Ce n’est pas un hasard si son discours est marqué par la persévérance. « C’est un challenge à chaque fois. » Créer, recréer, relancer une activité artisanale dans un monde en mouvement permanent demande une résilience que peu soupçonnent.
Didier Sabbah n’est pas seulement artisan. Il est aussi designer, créateur, chef d’entreprise. « C’est moi qui les fabrique, qui les imagine. Si je me plante, on plante l’entreprise. » Une pression constante, mais assumée.
Il observe les tendances, parcourt les magazines déco, scrute les évolutions pour rester dans le ton. « Il ne faut pas se tromper, il faut plaire. » À travers cette vigilance esthétique, il prouve que la création artisanale est aussi un dialogue avec le goût du public.
La formation continue est au cœur de sa démarche.
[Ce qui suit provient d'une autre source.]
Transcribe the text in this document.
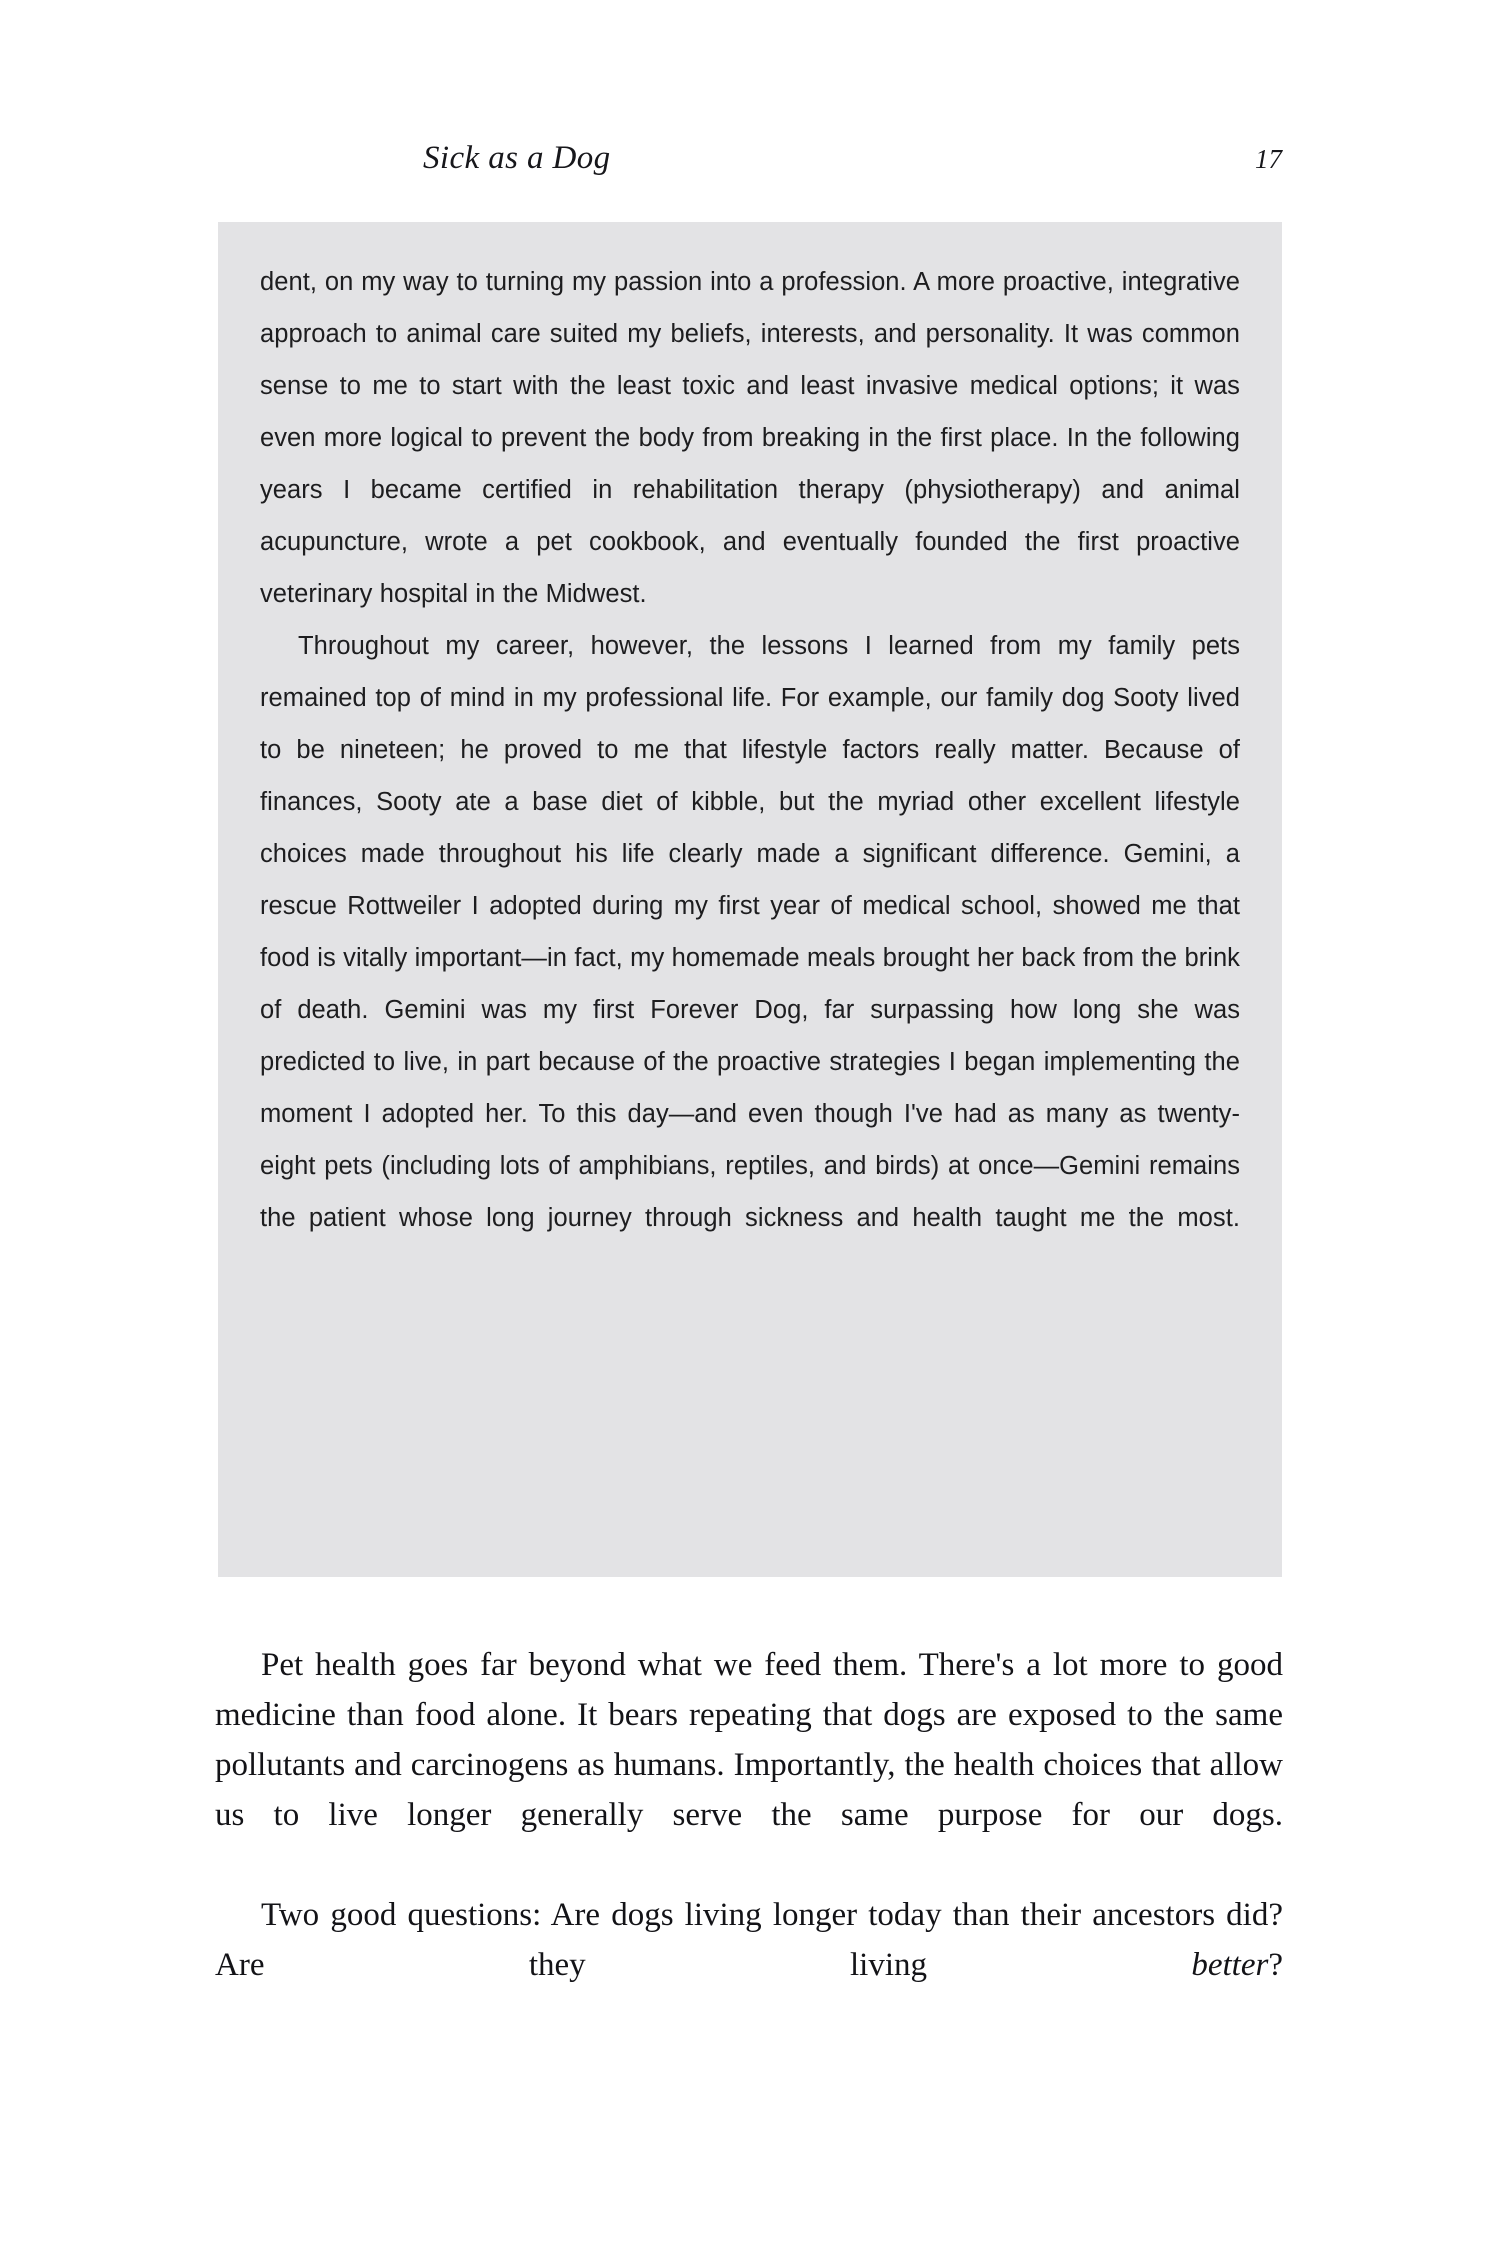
Sick as a Dog	17

dent, on my way to turning my passion into a profession. A more proactive, integrative approach to animal care suited my beliefs, interests, and personality. It was common sense to me to start with the least toxic and least invasive medical options; it was even more logical to prevent the body from breaking in the first place. In the following years I became certified in rehabilitation therapy (physiotherapy) and animal acupuncture, wrote a pet cookbook, and eventually founded the first proactive veterinary hospital in the Midwest.

Throughout my career, however, the lessons I learned from my family pets remained top of mind in my professional life. For example, our family dog Sooty lived to be nineteen; he proved to me that lifestyle factors really matter. Because of finances, Sooty ate a base diet of kibble, but the myriad other excellent lifestyle choices made throughout his life clearly made a significant difference. Gemini, a rescue Rottweiler I adopted during my first year of medical school, showed me that food is vitally important—in fact, my homemade meals brought her back from the brink of death. Gemini was my first Forever Dog, far surpassing how long she was predicted to live, in part because of the proactive strategies I began implementing the moment I adopted her. To this day—and even though I've had as many as twenty-eight pets (including lots of amphibians, reptiles, and birds) at once—Gemini remains the patient whose long journey through sickness and health taught me the most.

Pet health goes far beyond what we feed them. There's a lot more to good medicine than food alone. It bears repeating that dogs are exposed to the same pollutants and carcinogens as humans. Importantly, the health choices that allow us to live longer generally serve the same purpose for our dogs.

Two good questions: Are dogs living longer today than their ancestors did? Are they living better?
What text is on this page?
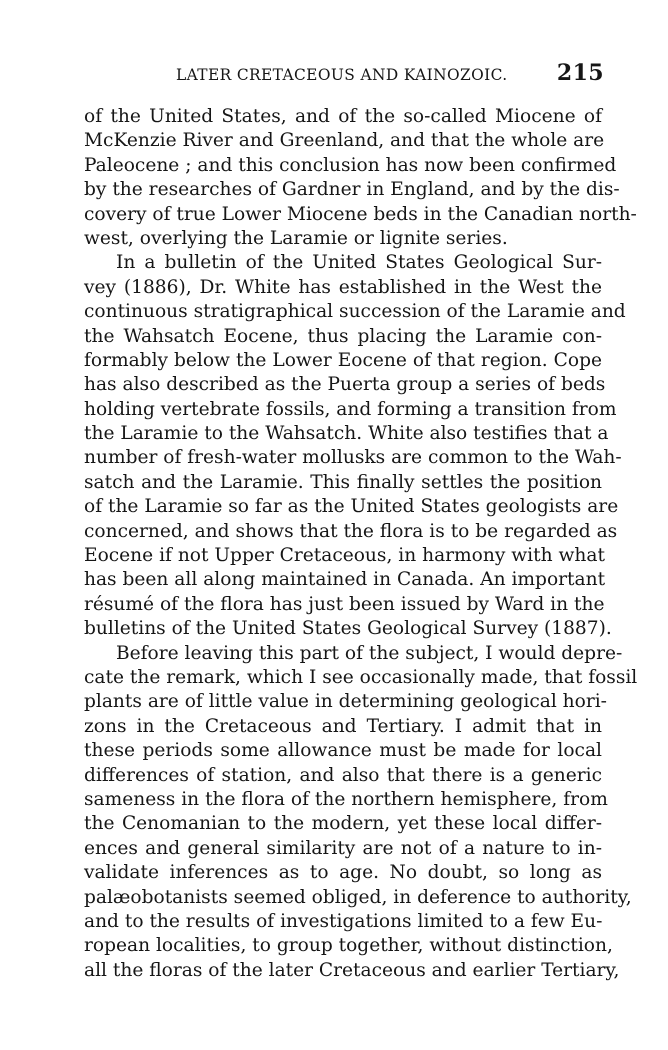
LATER CRETACEOUS AND KAINOZOIC. 215
of the United States, and of the so-called Miocene of
McKenzie River and Greenland, and that the whole are
Paleocene ; and this conclusion has now been confirmed
by the researches of Gardner in England, and by the dis-
covery of true Lower Miocene beds in the Canadian north-
west, overlying the Laramie or lignite series.
In a bulletin of the United States Geological Sur-
vey (1886), Dr. White has established in the West the
continuous stratigraphical succession of the Laramie and
the Wahsatch Eocene, thus placing the Laramie con-
formably below the Lower Eocene of that region. Cope
has also described as the Puerta group a series of beds
holding vertebrate fossils, and forming a transition from
the Laramie to the Wahsatch. White also testifies that a
number of fresh-water mollusks are common to the Wah-
satch and the Laramie. This finally settles the position
of the Laramie so far as the United States geologists are
concerned, and shows that the flora is to be regarded as
Eocene if not Upper Cretaceous, in harmony with what
has been all along maintained in Canada. An important
résumé of the flora has just been issued by Ward in the
bulletins of the United States Geological Survey (1887).
Before leaving this part of the subject, I would depre-
cate the remark, which I see occasionally made, that fossil
plants are of little value in determining geological hori-
zons in the Cretaceous and Tertiary. I admit that in
these periods some allowance must be made for local
differences of station, and also that there is a generic
sameness in the flora of the northern hemisphere, from
the Cenomanian to the modern, yet these local differ-
ences and general similarity are not of a nature to in-
validate inferences as to age. No doubt, so long as
palæobotanists seemed obliged, in deference to authority,
and to the results of investigations limited to a few Eu-
ropean localities, to group together, without distinction,
all the floras of the later Cretaceous and earlier Tertiary,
Chaque année, il se rend à Murano, près de Venise, pour travailler avec les maîtres verriers italiens. « Je pars souvent trois ou quatre fois dans l’année, je suis comme un petit enfant de huit ans qui découvre. »
Le verre est une matière vivante, dit-il. Elle exige une attention constante, une remise en question quotidienne. « On l’apprivoise un peu plus chaque jour au fil du temps. »
Sa marque de fabrique, Didier la doit à ses débuts tâtonnants. « Au début, je ne savais pas manier le verre. J’ai laissé tomber un bout de verre sur le marbre, ça a donné une forme. » Ce geste maladroit devient une idée, une forme baroque qui se décline, se transforme en bouchons décoratifs.
Une leçon précieuse : c’est dans l’imperfection que naît parfois la singularité. Et cette singularité, il en a fait un style.